Similarly, if there are no good and evil objects, the bases for the claims of hosts of philosophers, theologians, and assorted experts on morality of every stripe that they understand those objects better than the rest of us evaporate as well.  As a result, as has so often happened with such inconvenient truths in the past, this one faces and will continue to face bitter opposition from those who, for the reasons alluded to above, prefer an alternate version of reality.  Like the Blank Slaters of old who denied human nature because it relegated all their fine utopias to the scrap heap, they can be relied on to resist and obfuscate our efforts to gain understanding of the physical, emotional and genetic bases of morality.  They realize perfectly well that such understanding renders them superfluous.  Recently, their efforts to stem the tide of increasing knowledge have met with a distinct lack of success, even in academia.  One must hope they will remain similarly ineffectual in the future, or at least one must hope so to the extent that one believes that an accurate understanding of ourselves will have some bearing on our future survival.

That belief has not always found ready acceptance, even among very intelligent people.  For example, a great number of thinkers who doubted the truths of established religion themselves have objected to passing the word on to the “rabble,” fearing that, lacking a reason to be “good,” they would certainly embrace “evil.”  Similarly, in our own day, many shrink from rejecting a transcendent Good-in-itself because they fear it will promote amorality and moral relativism.  In fact, accepting the truth about morality will not result in amorality or moral relativism because it is not our nature to be amoral or morally relativistic.  We are no more likely to change our moral nature than we are to sprout fins and take to the water, or return to walking on all fours, in response to learning the truth about what that moral nature really is, and how it came into being.

That is not to imply that such self-understanding will be useless.  For example, it may occur to us to shape a morality that is simple, in harmony with our nature, and that promotes our happiness and discourages us from harming each other as effectively as possible.   It may also occur to us to limit morality to spheres in which it can reasonably be expected to promote useful ends.  Given the fact that morality is fundamentally an emotional rather than a rational phenomenon, it is unlikely those spheres to which our frail reason might better be applied, such as national politics, international relations, and other aspects of our current reality that didn’t exist when morality evolved, will be included.  This remains true even though attempts to apply reason to such spheres without taking the moral nature, not to mention the other behavioral characteristics of our species into account are bound to fail.  For example, the creation of laws that injure the average individual’s sense of justice will likely be useless, regardless of how reasonable they might seem to be on other grounds.

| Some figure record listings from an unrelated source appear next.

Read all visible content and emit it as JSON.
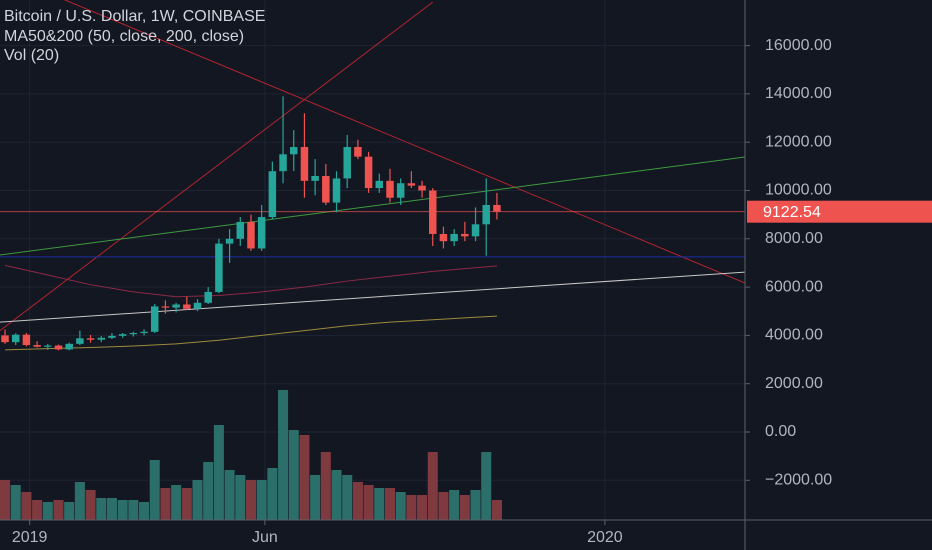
{
  "chart_data": {
    "type": "candlestick",
    "title": "Bitcoin / U.S. Dollar, 1W, COINBASE",
    "subtitle": "MA50&200 (50, close, 200, close)",
    "volume_label": "Vol (20)",
    "x": [
      0,
      1,
      2,
      3,
      4,
      5,
      6,
      7,
      8,
      9,
      10,
      11,
      12,
      13,
      14,
      15,
      16,
      17,
      18,
      19,
      20,
      21,
      22,
      23,
      24,
      25,
      26,
      27,
      28,
      29,
      30,
      31,
      32,
      33,
      34,
      35,
      36,
      37,
      38,
      39,
      40,
      41,
      42,
      43,
      44,
      45,
      46
    ],
    "open": [
      4000,
      3720,
      4030,
      3600,
      3530,
      3580,
      3420,
      3650,
      3880,
      3820,
      3900,
      3980,
      4050,
      4100,
      4150,
      5200,
      5150,
      5280,
      5100,
      5350,
      5800,
      7800,
      8000,
      8700,
      7600,
      8900,
      10800,
      11500,
      11800,
      10400,
      10600,
      9500,
      10500,
      11800,
      11400,
      10100,
      10400,
      9700,
      10300,
      10200,
      10000,
      8200,
      7900,
      8200,
      8100,
      8600,
      9400
    ],
    "high": [
      4240,
      4090,
      4100,
      3760,
      3650,
      3620,
      3700,
      4200,
      4020,
      3980,
      4100,
      4100,
      4150,
      4250,
      5300,
      5450,
      5350,
      5600,
      5500,
      6000,
      8000,
      8400,
      8900,
      9000,
      9400,
      11200,
      13900,
      12500,
      13200,
      11300,
      11100,
      10800,
      12300,
      12100,
      11600,
      10700,
      10900,
      10500,
      10800,
      10400,
      10100,
      8500,
      8400,
      8700,
      9300,
      10500,
      9900
    ],
    "low": [
      3650,
      3600,
      3550,
      3500,
      3400,
      3380,
      3380,
      3600,
      3700,
      3720,
      3850,
      3900,
      3950,
      4000,
      4100,
      4900,
      4950,
      5050,
      5000,
      5300,
      5750,
      7000,
      7700,
      7500,
      7500,
      8800,
      10300,
      10800,
      9700,
      9800,
      9400,
      9100,
      10100,
      11300,
      9900,
      9900,
      9500,
      9400,
      10100,
      9700,
      7700,
      7600,
      7700,
      7900,
      7900,
      7300,
      8800
    ],
    "close": [
      3720,
      4030,
      3600,
      3530,
      3580,
      3420,
      3650,
      3880,
      3820,
      3900,
      3980,
      4050,
      4100,
      4150,
      5200,
      5150,
      5280,
      5100,
      5350,
      5800,
      7800,
      8000,
      8700,
      7600,
      8900,
      10800,
      11500,
      11800,
      10400,
      10600,
      9500,
      10500,
      11800,
      11400,
      10100,
      10400,
      9700,
      10300,
      10200,
      10000,
      8200,
      7900,
      8200,
      8100,
      8600,
      9400,
      9122.54
    ],
    "volume": [
      40,
      35,
      28,
      20,
      18,
      20,
      18,
      38,
      30,
      22,
      22,
      20,
      20,
      18,
      60,
      32,
      35,
      32,
      40,
      58,
      95,
      50,
      45,
      40,
      40,
      52,
      130,
      90,
      85,
      45,
      68,
      50,
      45,
      38,
      35,
      32,
      32,
      28,
      25,
      25,
      68,
      28,
      30,
      25,
      30,
      68,
      20
    ],
    "volume_ylim": [
      0,
      520
    ],
    "up_color": "#26a69a",
    "down_color": "#ef5350",
    "volume_up_color": "#2b6e6a",
    "volume_down_color": "#7e3a3f",
    "moving_averages": [
      {
        "color": "#8e2a45",
        "x": [
          0,
          4,
          8,
          12,
          16,
          20,
          24,
          28,
          32,
          36,
          40,
          44,
          46
        ],
        "values": [
          6900,
          6500,
          6100,
          5800,
          5600,
          5650,
          5800,
          6000,
          6250,
          6450,
          6650,
          6800,
          6880
        ]
      },
      {
        "color": "#9c8a3c",
        "x": [
          0,
          4,
          8,
          12,
          16,
          20,
          24,
          28,
          32,
          36,
          40,
          44,
          46
        ],
        "values": [
          3400,
          3450,
          3500,
          3560,
          3650,
          3800,
          4000,
          4200,
          4400,
          4550,
          4650,
          4750,
          4800
        ]
      }
    ],
    "drawings": [
      {
        "color": "#b2242e",
        "x": [
          -0.47,
          40
        ],
        "values": [
          4200,
          17800
        ]
      },
      {
        "color": "#b2242e",
        "x": [
          5,
          69.2
        ],
        "values": [
          18000,
          6170
        ]
      },
      {
        "color": "#3f9b3f",
        "x": [
          -0.47,
          69.2
        ],
        "values": [
          7330,
          11385
        ]
      },
      {
        "color": "#c8c8c8",
        "x": [
          -0.47,
          69.2
        ],
        "values": [
          4550,
          6620
        ]
      },
      {
        "color": "#1c2ea0",
        "x": [
          -0.47,
          69.2
        ],
        "values": [
          7250,
          7250
        ]
      }
    ],
    "xlim": [
      -0.47,
      69.2
    ],
    "xticks": [
      {
        "value": 2.3,
        "label": "2019"
      },
      {
        "value": 24.3,
        "label": "Jun"
      },
      {
        "value": 56.1,
        "label": "2020"
      }
    ],
    "ylim": [
      -3644,
      17888
    ],
    "yticks": [
      {
        "value": 16000,
        "label": "16000.00"
      },
      {
        "value": 14000,
        "label": "14000.00"
      },
      {
        "value": 12000,
        "label": "12000.00"
      },
      {
        "value": 10000,
        "label": "10000.00"
      },
      {
        "value": 8000,
        "label": "8000.00"
      },
      {
        "value": 6000,
        "label": "6000.00"
      },
      {
        "value": 4000,
        "label": "4000.00"
      },
      {
        "value": 2000,
        "label": "2000.00"
      },
      {
        "value": 0,
        "label": "0.00"
      },
      {
        "value": -2000,
        "label": "−2000.00"
      }
    ],
    "grid": true,
    "last_price_color": "#ef5350"
  }
}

Having accepted the origins of morality, let us not shrink from accepting its reality as well.  In particular, we should not pretend that it is invariably our nature to be “nice,” and that all “non-niceness” derives exclusively from culture and environment.  Just as it is our nature to belong to and seek acceptance by our ingroup, it is also our nature to hate and despise outgroups.  It is not possible to suppress or stifle that aspect of our nature.  We will always seek and find an outgroup.  Consider the behavior of the very liberals and progressives who occasionally suggest chimerical schemes such as expanding our ingroup to include all mankind.  Nothing could exceed the spite and fury of their denunciations of those who disagree with them, such as gun rights advocates, Christian fundamentalists, opponents of gay marriage, etc.  The outgroup have ye always with you.  Our goal should be to stop ignoring this truth, in spite of the fact that all human history is a testament to it, and in spite of the further fact that it is such an obvious explanation for so much about us that otherwise seems incomprehensible, and seek ways of dealing with it so as to minimize the mayhem it has so frequently caused in the past.